Being funded by tourism investors, the project, the first of its kind, was inaugurated in Arusha, the country’s designated safari capital, during the commemoration of 18th Anniversary of Mwalimu Nyerere death, organized by Tanzania Association of Tour Operators (TATO).

“The de-snaring project is a dedication for Mwalimu Nyerere, our revered nation founding father, for his incredible efforts in conservation drive, through which we currently harvest tourists dollars” said TATO Chairman, Mr Willbard Chambulo.

Mr Chambulo, credited as the brain behind the project, made a passionate call to all tour operators to donate only a dollar to support the Serengeti De-snaring Program, as part of their appreciations to Mwalimu Nyerere’s outstanding contribution in conservation drive.

“Mwalimu Nyerere had a myriad options, but decided to keep abundant natural resources, until we Tanzanians are knowledgeable enough to benefit.

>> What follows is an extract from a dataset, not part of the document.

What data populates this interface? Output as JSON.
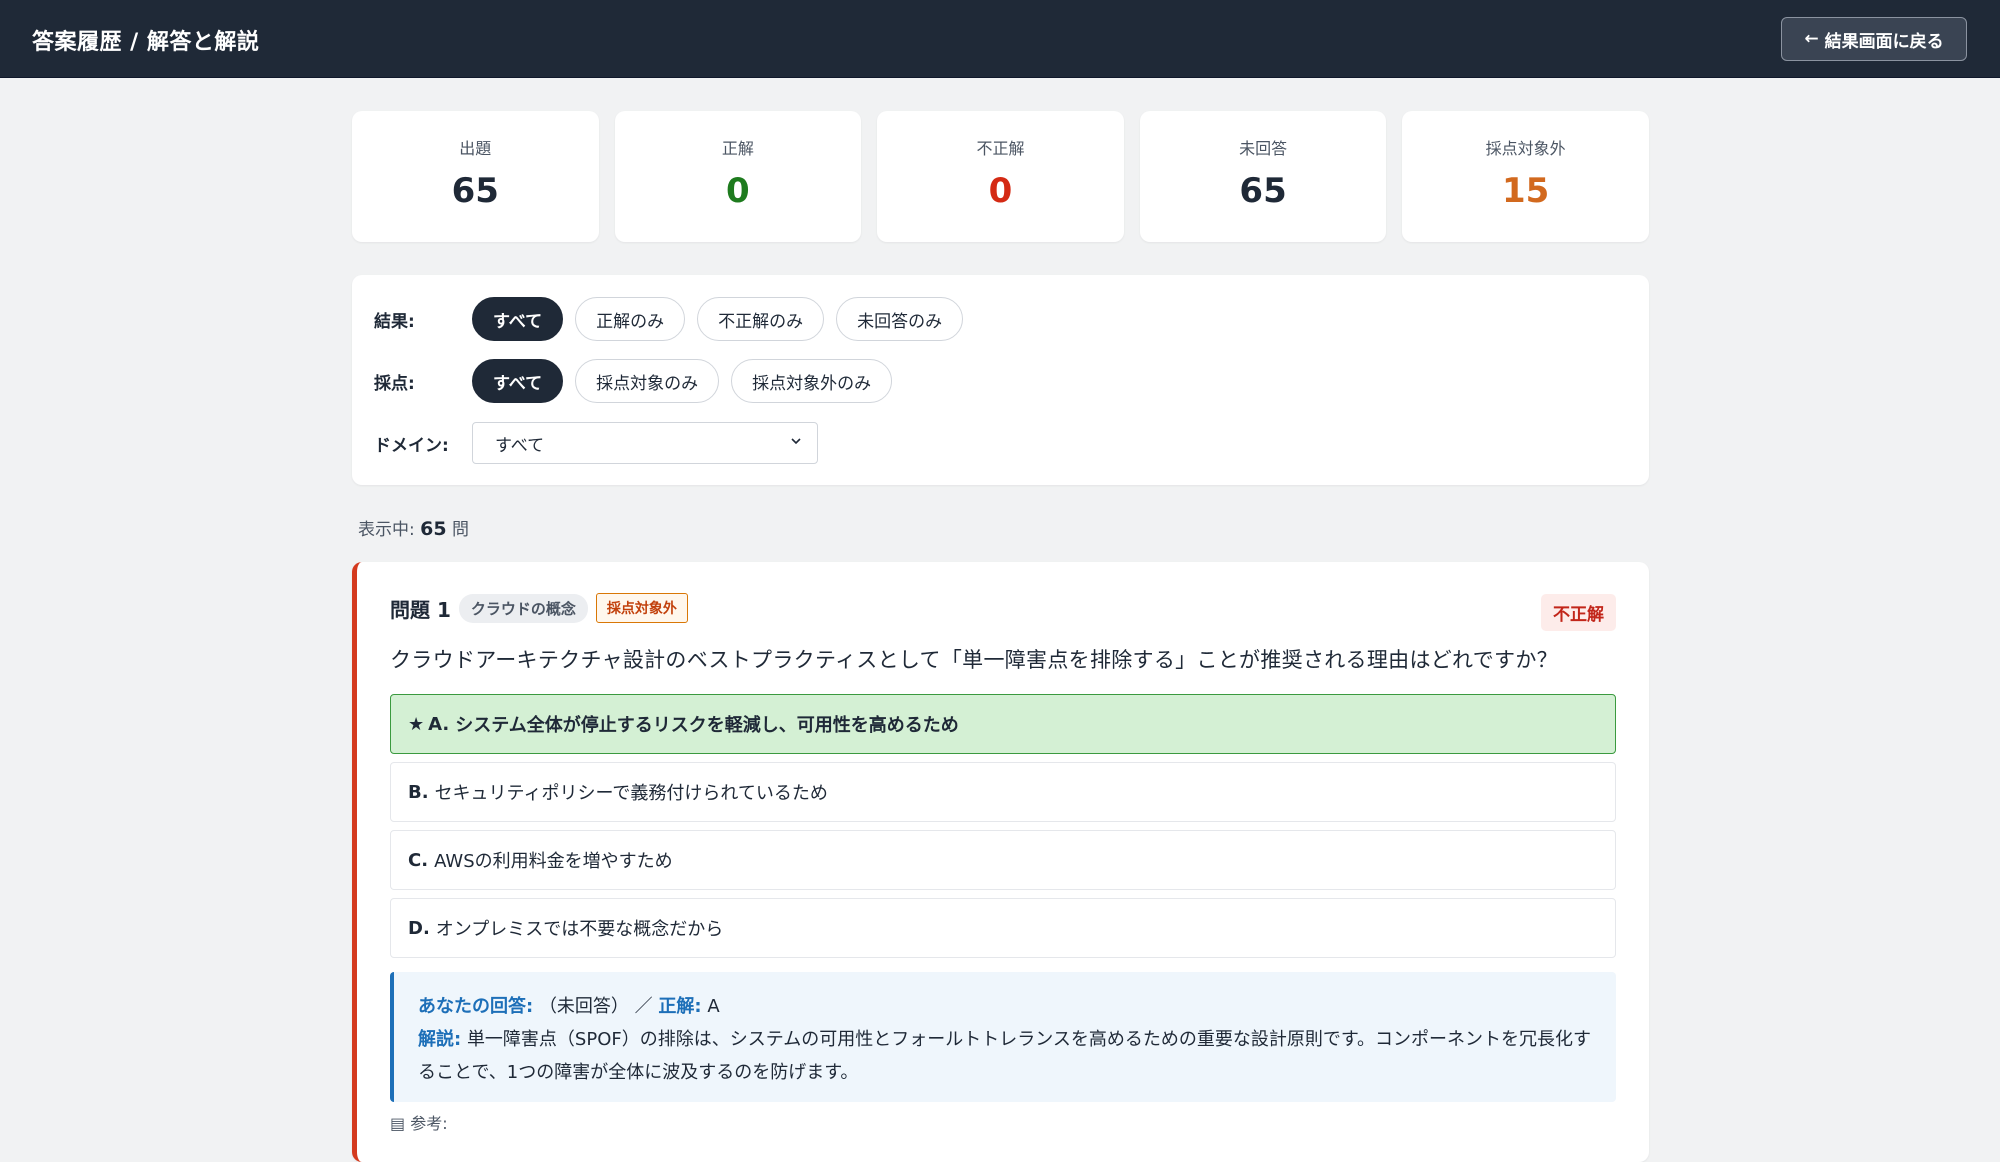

He conserved flora and fauna where we are now reaping tourist dollars” TATO chief explained.

Mwalimu Nyerere had left a legacy which today made nature based tourism the top foreign exchange earner in the country as the industry brings home $2.05 billion annually, equivalent to 17.2 percent of the country’s Gross Domestic Product (GDP).

Indeed, Tanzania has dedicated nearly 30 per cent of its surface area of 945,203 square kilometers to wildlife conservation, an area bigger than German country, thanks to late Mwalimu Nyerere’s insight.

Serengeti De-snaring project is being implemented by, among key stakeholders in Serengeti such as Frankfurt Zoological Society and Tanzania National Parks (TANAPA)

According to TATO’s Councilor spearheading conservation drive, Ms Vesna Glamocanin Tibaijuka, Serengeti wildlife population is facing yet another deadly threat as local people are silently using snare to catch massive wildlife.

Snare is a small-scale poaching method targeting wildlife species for bush meat, including the abundant wildebeest.

Deadly traps in use, however, catch many other wild animals mostly elephants and predators waylaying the wildebeest.

At the helm of the team with members from villages surrounding the Serengeti ecosystem, mostly ex-small-scale poachers themselves, is a retired ranger with the TANAPA, explained the FZS Program Manager for Africa Region, Mr Gerald Bigurube.

The teams zoom around the ecosystem in collaboration with the Serengeti National Park’s rangers to collect the snares before they cause harm to wildlife animals.

The gains the De-Snaring initiative has so far registered call for the backing of various stakeholders for it to cover other areas of the Serengeti ecosystem as well, noted the Program Coordinator, Ms Vesna Glamocanin.

Much as the tour operators’ activities heavily rely on the welfare of the Serengeti ecosystem, concerted efforts towards conservation of the ecology is the surest way of sustaining both the Tanzania’s wildlife heritage and the tourism industry, said Chief Executive Officer with TATO, Mr Sirili Akko.

Voluntary donations and those accrued from hoteliers’ bed night fees as well as camp operators’ charges will also contribute to the funding of the unique and useful conservation cause with a sustainable future for the tourism value chain.

The plan is also expected to reduce rampant poaching in western Serengeti where the TANAPA Director General, Mr Allan Kijazi, said between 200 and 500 wildebeests were slaughtered annually.

“This is the minimum figure, but the number can be even higher. We’re worried that if this trend goes unabated, the wildlife survival will be at great risk,” Mr Kijazi noted.

A UN Conservation Program (UNEP) and World Conservation Monitoring Centre (WCMC) joint report indicates that at least 200,000 various animal species are killed annually in western Serengeti.

The document says the rise in appetite for bush-meat has also been partly driven by the growing local population.

Official statistics shows that the Serengeti’s sprawling western boundary is densely populated with the number of farmers and herders settling on the buffer zone estimated at 3,329,199 in 2011.

Agriculture has encroached on the park’s boundaries and consequently what once was subsistence poaching has now turned into a large-scale commercialized vice.